Topographic cortical maps are essential for spatial localisation of sensory stimulation and generation of appropriate task-related motor responses.  Somatosensation and nociception are finely mapped and aligned in the adult somatosensory (S1) cortex1. In neonates, a whole-body map of innocuous mechanical stimulation develops in S1 over the early postnatal period2, and although cortical responses to a noxious mechanical stimulus have been recorded from 28 weeks using functional near-infrared spectroscopy (fNIRS)3, the topographic representation of this activity has not yet been mapped. We propose that in infancy, when pain behaviour is disorganised and poorly directed4, nociceptive maps are less refined compared to somatosensory maps.   

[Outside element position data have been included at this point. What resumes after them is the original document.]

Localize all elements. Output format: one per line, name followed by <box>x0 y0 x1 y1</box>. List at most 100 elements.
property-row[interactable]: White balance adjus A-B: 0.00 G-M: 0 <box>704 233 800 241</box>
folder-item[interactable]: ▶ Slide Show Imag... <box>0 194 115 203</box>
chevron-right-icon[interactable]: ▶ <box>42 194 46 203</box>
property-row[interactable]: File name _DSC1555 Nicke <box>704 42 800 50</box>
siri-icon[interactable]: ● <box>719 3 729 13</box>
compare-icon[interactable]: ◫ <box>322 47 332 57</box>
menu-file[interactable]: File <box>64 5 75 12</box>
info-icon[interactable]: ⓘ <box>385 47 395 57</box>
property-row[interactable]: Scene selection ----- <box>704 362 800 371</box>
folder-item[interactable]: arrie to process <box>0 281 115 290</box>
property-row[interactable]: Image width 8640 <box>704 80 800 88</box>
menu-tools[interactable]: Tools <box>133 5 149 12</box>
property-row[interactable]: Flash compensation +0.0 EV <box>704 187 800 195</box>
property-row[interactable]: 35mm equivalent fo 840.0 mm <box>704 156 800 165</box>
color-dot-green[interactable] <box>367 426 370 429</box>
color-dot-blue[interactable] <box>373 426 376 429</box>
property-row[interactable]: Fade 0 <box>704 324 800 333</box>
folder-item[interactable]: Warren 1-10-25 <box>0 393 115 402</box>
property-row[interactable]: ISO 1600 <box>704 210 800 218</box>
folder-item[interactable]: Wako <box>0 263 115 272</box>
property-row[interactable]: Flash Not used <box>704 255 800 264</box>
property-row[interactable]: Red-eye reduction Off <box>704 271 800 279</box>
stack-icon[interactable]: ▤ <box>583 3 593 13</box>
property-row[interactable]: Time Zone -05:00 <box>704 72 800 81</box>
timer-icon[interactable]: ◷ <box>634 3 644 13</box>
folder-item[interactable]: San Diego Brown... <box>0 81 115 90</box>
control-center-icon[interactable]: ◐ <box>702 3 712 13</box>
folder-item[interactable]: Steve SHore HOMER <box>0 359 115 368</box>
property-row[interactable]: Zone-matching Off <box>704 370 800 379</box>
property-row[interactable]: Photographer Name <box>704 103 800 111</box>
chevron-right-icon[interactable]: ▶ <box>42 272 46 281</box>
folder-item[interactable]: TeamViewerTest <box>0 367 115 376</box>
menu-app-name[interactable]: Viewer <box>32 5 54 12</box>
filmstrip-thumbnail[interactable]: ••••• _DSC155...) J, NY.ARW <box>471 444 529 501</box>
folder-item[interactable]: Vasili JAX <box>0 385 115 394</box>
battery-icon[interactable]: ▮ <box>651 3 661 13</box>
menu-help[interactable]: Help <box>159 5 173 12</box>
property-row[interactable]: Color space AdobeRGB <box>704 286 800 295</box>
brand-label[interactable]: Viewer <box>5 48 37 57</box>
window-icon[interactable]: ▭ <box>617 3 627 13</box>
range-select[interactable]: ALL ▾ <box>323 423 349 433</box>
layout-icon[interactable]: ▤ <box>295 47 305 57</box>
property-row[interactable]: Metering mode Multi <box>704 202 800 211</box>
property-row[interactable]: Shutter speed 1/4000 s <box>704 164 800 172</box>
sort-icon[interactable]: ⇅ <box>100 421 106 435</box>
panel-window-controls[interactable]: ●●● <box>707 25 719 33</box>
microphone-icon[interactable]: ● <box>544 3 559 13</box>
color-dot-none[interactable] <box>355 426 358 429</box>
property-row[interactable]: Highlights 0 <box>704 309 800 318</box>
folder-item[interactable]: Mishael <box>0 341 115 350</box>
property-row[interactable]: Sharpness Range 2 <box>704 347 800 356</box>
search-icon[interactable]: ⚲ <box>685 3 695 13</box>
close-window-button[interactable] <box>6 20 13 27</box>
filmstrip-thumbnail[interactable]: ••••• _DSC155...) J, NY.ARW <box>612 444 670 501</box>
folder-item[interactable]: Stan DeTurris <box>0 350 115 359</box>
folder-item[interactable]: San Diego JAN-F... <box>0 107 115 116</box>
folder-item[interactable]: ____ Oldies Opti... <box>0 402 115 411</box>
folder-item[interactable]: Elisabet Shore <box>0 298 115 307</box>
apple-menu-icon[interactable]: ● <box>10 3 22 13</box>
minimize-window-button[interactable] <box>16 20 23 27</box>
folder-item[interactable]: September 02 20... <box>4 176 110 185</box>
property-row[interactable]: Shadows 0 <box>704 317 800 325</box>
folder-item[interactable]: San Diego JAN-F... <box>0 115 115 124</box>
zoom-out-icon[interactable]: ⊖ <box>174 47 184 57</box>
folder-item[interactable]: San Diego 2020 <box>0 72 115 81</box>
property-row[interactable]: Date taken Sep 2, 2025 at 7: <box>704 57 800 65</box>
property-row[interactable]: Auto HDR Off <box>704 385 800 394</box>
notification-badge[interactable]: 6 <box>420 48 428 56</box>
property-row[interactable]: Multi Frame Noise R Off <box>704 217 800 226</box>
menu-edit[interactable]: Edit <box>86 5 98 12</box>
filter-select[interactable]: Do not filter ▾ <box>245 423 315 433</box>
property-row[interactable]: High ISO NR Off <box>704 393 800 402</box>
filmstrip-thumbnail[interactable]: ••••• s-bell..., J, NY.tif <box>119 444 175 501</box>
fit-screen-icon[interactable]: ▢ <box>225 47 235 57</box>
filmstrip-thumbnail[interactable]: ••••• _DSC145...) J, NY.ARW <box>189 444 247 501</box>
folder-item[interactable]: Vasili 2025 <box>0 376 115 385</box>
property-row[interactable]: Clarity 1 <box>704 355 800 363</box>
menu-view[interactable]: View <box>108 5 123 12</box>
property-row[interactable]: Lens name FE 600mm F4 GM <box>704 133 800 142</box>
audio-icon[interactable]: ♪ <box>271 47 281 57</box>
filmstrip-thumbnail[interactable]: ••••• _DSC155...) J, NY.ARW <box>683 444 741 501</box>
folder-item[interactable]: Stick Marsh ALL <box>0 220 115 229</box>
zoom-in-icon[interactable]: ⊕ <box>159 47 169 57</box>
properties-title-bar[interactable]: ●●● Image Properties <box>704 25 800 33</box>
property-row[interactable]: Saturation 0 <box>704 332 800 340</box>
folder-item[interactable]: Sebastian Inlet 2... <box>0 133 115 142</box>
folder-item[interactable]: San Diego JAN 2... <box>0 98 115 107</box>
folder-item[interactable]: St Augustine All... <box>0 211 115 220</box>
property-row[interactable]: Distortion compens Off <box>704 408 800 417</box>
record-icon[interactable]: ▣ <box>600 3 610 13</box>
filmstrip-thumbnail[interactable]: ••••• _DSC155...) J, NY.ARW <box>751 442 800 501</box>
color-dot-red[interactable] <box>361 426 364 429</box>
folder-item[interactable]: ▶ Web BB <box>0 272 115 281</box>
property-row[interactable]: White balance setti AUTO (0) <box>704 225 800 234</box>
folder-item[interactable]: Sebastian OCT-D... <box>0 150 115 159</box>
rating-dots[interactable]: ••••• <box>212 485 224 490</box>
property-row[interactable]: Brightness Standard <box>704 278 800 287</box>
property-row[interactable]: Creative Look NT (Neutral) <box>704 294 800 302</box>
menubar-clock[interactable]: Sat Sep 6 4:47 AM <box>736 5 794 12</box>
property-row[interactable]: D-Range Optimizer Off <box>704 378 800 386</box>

We used multi-optode fNIRS to map the haemodynamic response across the sensorimotor cortex following noxious (clinically-required heel lance) and innocuous (touch of the heel and hand) mechanical stimulation in 32 newborn infants (35-42 gestational weeks at birth, 0-7 days old, 12 female).  Using channel-space and source reconstruction, we assessed the latency, location, magnitude, and topographic pattern of cortical activation following each stimulus. Ethical approval was given by the NHS Health Research Authority (London – Surrey Borders) and the study conformed to the standards set by the Declaration of Helsinki.
There was a significant localised increase in average concentration of oxygenated haemoglobin (D[HbO]) following touch of the heel (maximum change of 0.35 μM at 15.8 s post-stimulus) and hand (0.33 μM at 9.2 s), from baseline (-500 – 0 s pre-stimulus; Bonferroni-correct t-tests; p<.01), at locations consistent with the S1 regions representing the foot and hand respectively. Conversely, there was a widespread D[HbO] increase following the heel lance, which topographically overlapped with both the heel and hand touch responses. Non-parametric permutation analysis in source-space revealed that heel lance and touch elicited a peak increase at the same latency and location (Euclidean distance between peaks = 1.65mm, p=.156; difference in peak latency = 2s, p=.358), however the response was significantly larger (maximum D[HbO]: 16.06 vs 5.43 μM, p=.001) and the overall area of activation more widespread following lance (D[HbO] overall area: 455.27 vs 259.51 mm², p=.009). Importantly, the two responses only partially overlapped (in S1 region representing the foot), and while the heel touch response extended towards the motor cortex, the heel lance response extended towards more ventral regions of S1.
The widespread S1 nociceptive topography discovered here implies that nociceptive processing in the infant S1 is not somatotopically organised, consistent with their poorly directed pain behaviour. Heel lance is one of many skin-breaking procedures commonly performed in neonatal hospital care and this study reveals the extent of cortical activation that follows just one of such noxious procedure. This contrasts with innocuous mechanical stimulation, such as touch, which activates a spatially restricted and somatotopically defined cortical area.